Prononcé lors de ses obsèques. (Texte de Christian Gimonet)

Aujourd’hui Jacqueline rejoint Jean.

L’amour les avait unis dans leur passion commune pour un art trop mésestimé en France. Au Japon où l’art de la céramique est très prisé Jean et Jacqueline auraient été classés « trésors nationaux vivants ». C’est ainsi que là-bas on honore et protège les meilleurs artistes et artisans. Car il faut tout de même réaliser ce que ces deux êtres d’apparence fragile ont accompli.

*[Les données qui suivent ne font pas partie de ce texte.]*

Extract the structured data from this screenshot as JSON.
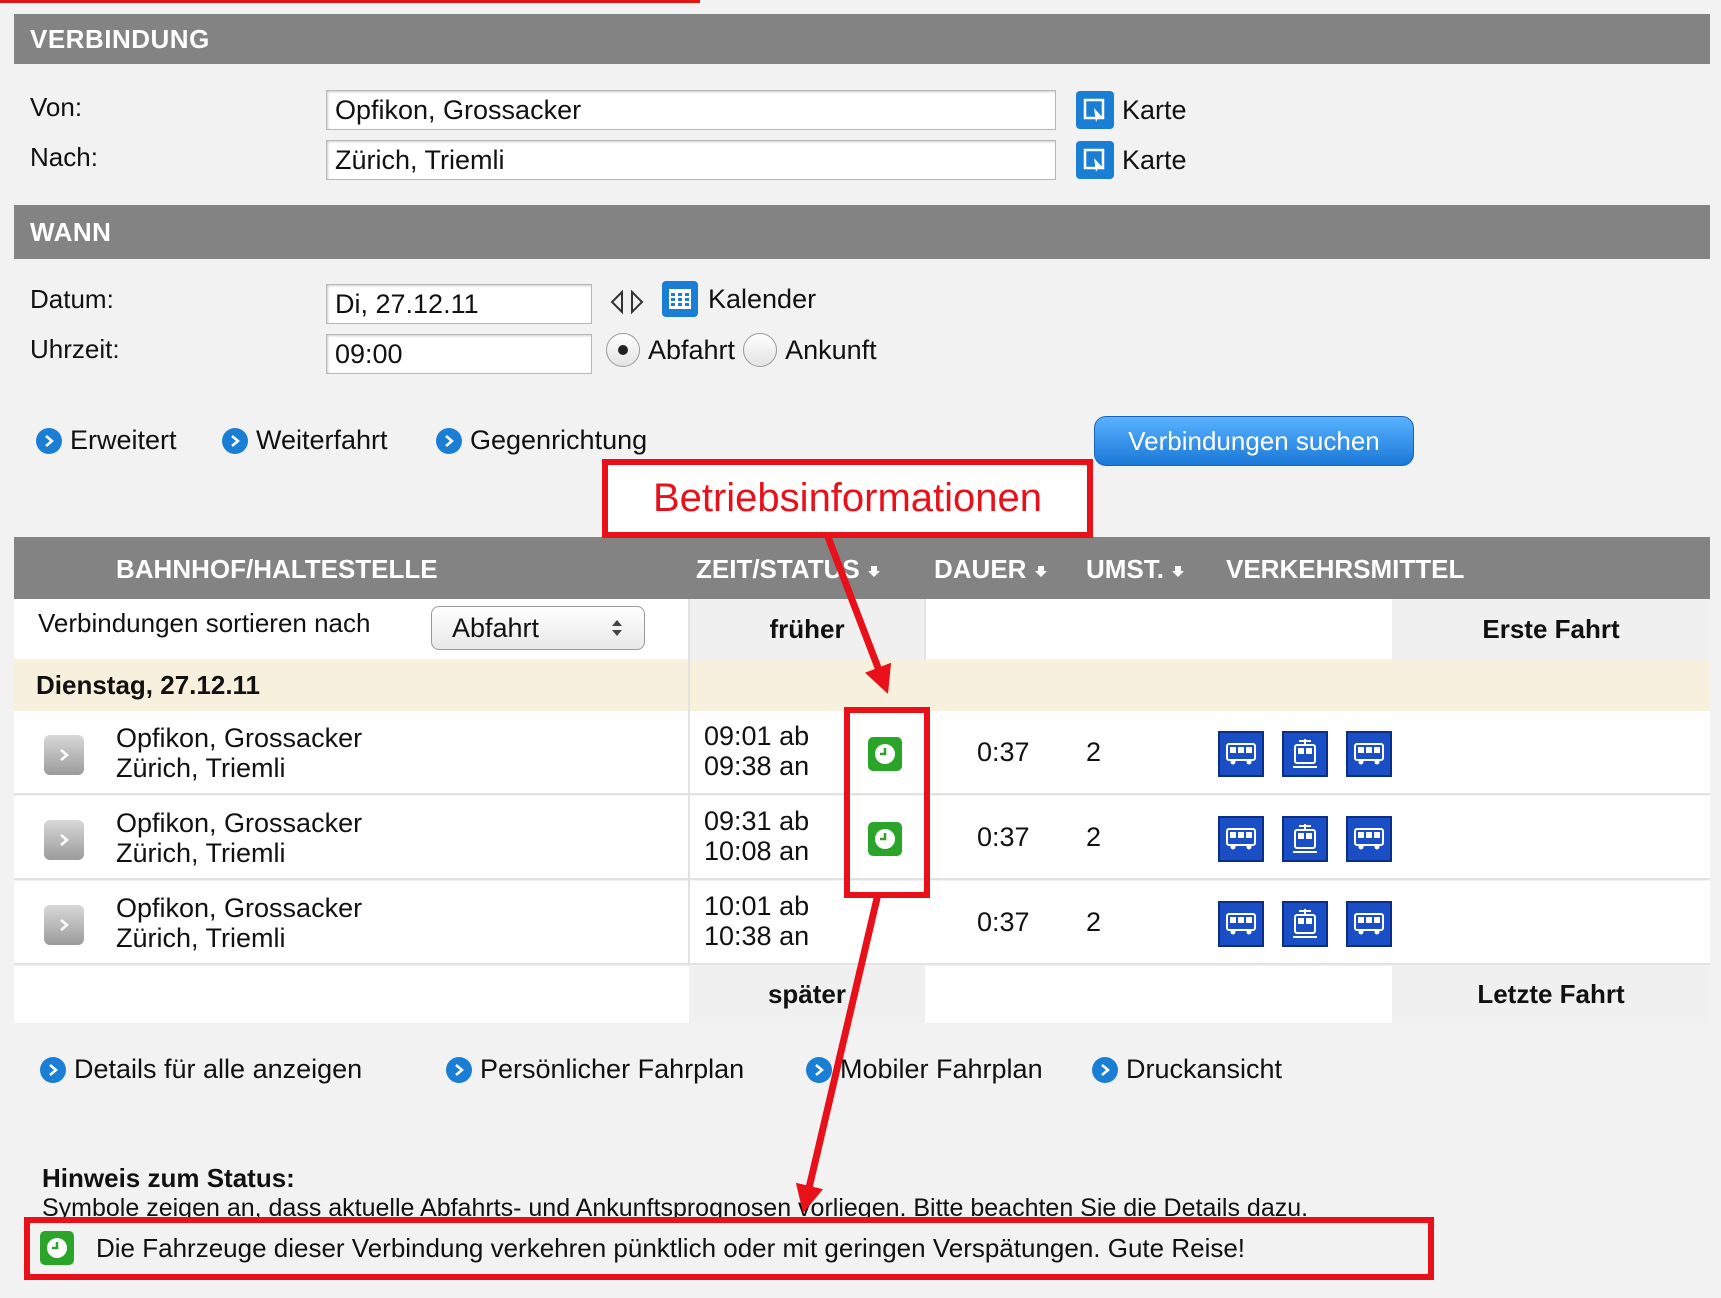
{
  "verbindung": {
    "title": "VERBINDUNG",
    "von_label": "Von:",
    "von_value": "Opfikon, Grossacker",
    "nach_label": "Nach:",
    "nach_value": "Zürich, Triemli",
    "map_label": "Karte"
  },
  "wann": {
    "title": "WANN",
    "datum_label": "Datum:",
    "datum_value": "Di, 27.12.11",
    "kalender_label": "Kalender",
    "uhrzeit_label": "Uhrzeit:",
    "uhrzeit_value": "09:00",
    "abfahrt_label": "Abfahrt",
    "ankunft_label": "Ankunft",
    "selected": "Abfahrt"
  },
  "options": {
    "erweitert": "Erweitert",
    "weiterfahrt": "Weiterfahrt",
    "gegenrichtung": "Gegenrichtung",
    "search_button": "Verbindungen suchen"
  },
  "annotation": {
    "label": "Betriebsinformationen"
  },
  "table": {
    "headers": {
      "station": "BAHNHOF/HALTESTELLE",
      "zeit": "ZEIT/STATUS",
      "dauer": "DAUER",
      "umst": "UMST.",
      "verkehrsmittel": "VERKEHRSMITTEL"
    },
    "sort_label": "Verbindungen sortieren nach",
    "sort_value": "Abfahrt",
    "earlier": "früher",
    "first": "Erste Fahrt",
    "later": "später",
    "last": "Letzte Fahrt",
    "day": "Dienstag, 27.12.11",
    "rows": [
      {
        "from": "Opfikon, Grossacker",
        "to": "Zürich, Triemli",
        "dep": "09:01 ab",
        "arr": "09:38 an",
        "duration": "0:37",
        "changes": "2",
        "transport": [
          "bus-icon",
          "tram-icon",
          "bus-icon"
        ],
        "status": "on-time"
      },
      {
        "from": "Opfikon, Grossacker",
        "to": "Zürich, Triemli",
        "dep": "09:31 ab",
        "arr": "10:08 an",
        "duration": "0:37",
        "changes": "2",
        "transport": [
          "bus-icon",
          "tram-icon",
          "bus-icon"
        ],
        "status": "on-time"
      },
      {
        "from": "Opfikon, Grossacker",
        "to": "Zürich, Triemli",
        "dep": "10:01 ab",
        "arr": "10:38 an",
        "duration": "0:37",
        "changes": "2",
        "transport": [
          "bus-icon",
          "tram-icon",
          "bus-icon"
        ],
        "status": "none"
      }
    ]
  },
  "footer_links": {
    "details": "Details für alle anzeigen",
    "persoenlich": "Persönlicher Fahrplan",
    "mobil": "Mobiler Fahrplan",
    "druck": "Druckansicht"
  },
  "note": {
    "title": "Hinweis zum Status:",
    "text": "Symbole zeigen an, dass aktuelle Abfahrts- und Ankunftsprognosen vorliegen. Bitte beachten Sie die Details dazu.",
    "legend": "Die Fahrzeuge dieser Verbindung verkehren pünktlich oder mit geringen Verspätungen. Gute Reise!"
  },
  "colors": {
    "header_gray": "#838383",
    "accent_blue": "#1a7fd4",
    "status_green": "#2aa52a",
    "annotation_red": "#e8111a",
    "transport_blue": "#1a4ec4"
  }
}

Ils ont revivifié ce village de potiers qui un temps connut une apogée de l’art populaire. Par leur exigence artistique, ils ont donné le la à des artistes venus de tous les horizons qui dotent La Borne d’une aura quasi planétaire.

 

Ils firent de l’atelier de céramique de l’Ecole des Beaux Arts de Bourges un pôle d’attraction pour de jeunes futurs talents attirés par leur faire et leur verbe. Les paroles de Jean étaient rares mais profondes, Jacqueline plus loquace parlait bien. Ils formèrent des générations d’artistes.

 

Pour leurs œuvres, créant de concert, il était difficile de reconnaître la part de l’un, la part de l’autre. S’ils avaient délaissé le geste magique du potier façonnant la terre sur son tour, ils avaient leur propre alchimie, transmutant la terre, certes l’argile de La Borne avant de la soumettre au feu pour livrer ces œuvres superbes. A la fin de sa vie Jean produisit des œuvres étonnantes quasi métaphysiques. Restée seule Jacqueline gagnait une reconnaissance internationale. Ils produisirent peu, des œuvres longuement mûries, dont ils se séparaient avec peine. Ils vivaient dans leur propre musée, dans leur jardin extraordinaire.

La ville de Bourges , le département du Cher, la région Centre, l’Etat doivent prendre conscience de la stature de ces deux artistes, les plus grands de leur art dans la seconde moitié du siècle dernier. Leur œuvre devrait enrichir le Patrimoine commun.

 

François, Claire vous pouvez être fiers de vos parents et j’espère que cela vous donne la force dont vous avez besoin.

 

Jean, Jacqueline, mes chers amis, votre vie fut bien remplie , exemplaire. Vous pouvez reposer en paix.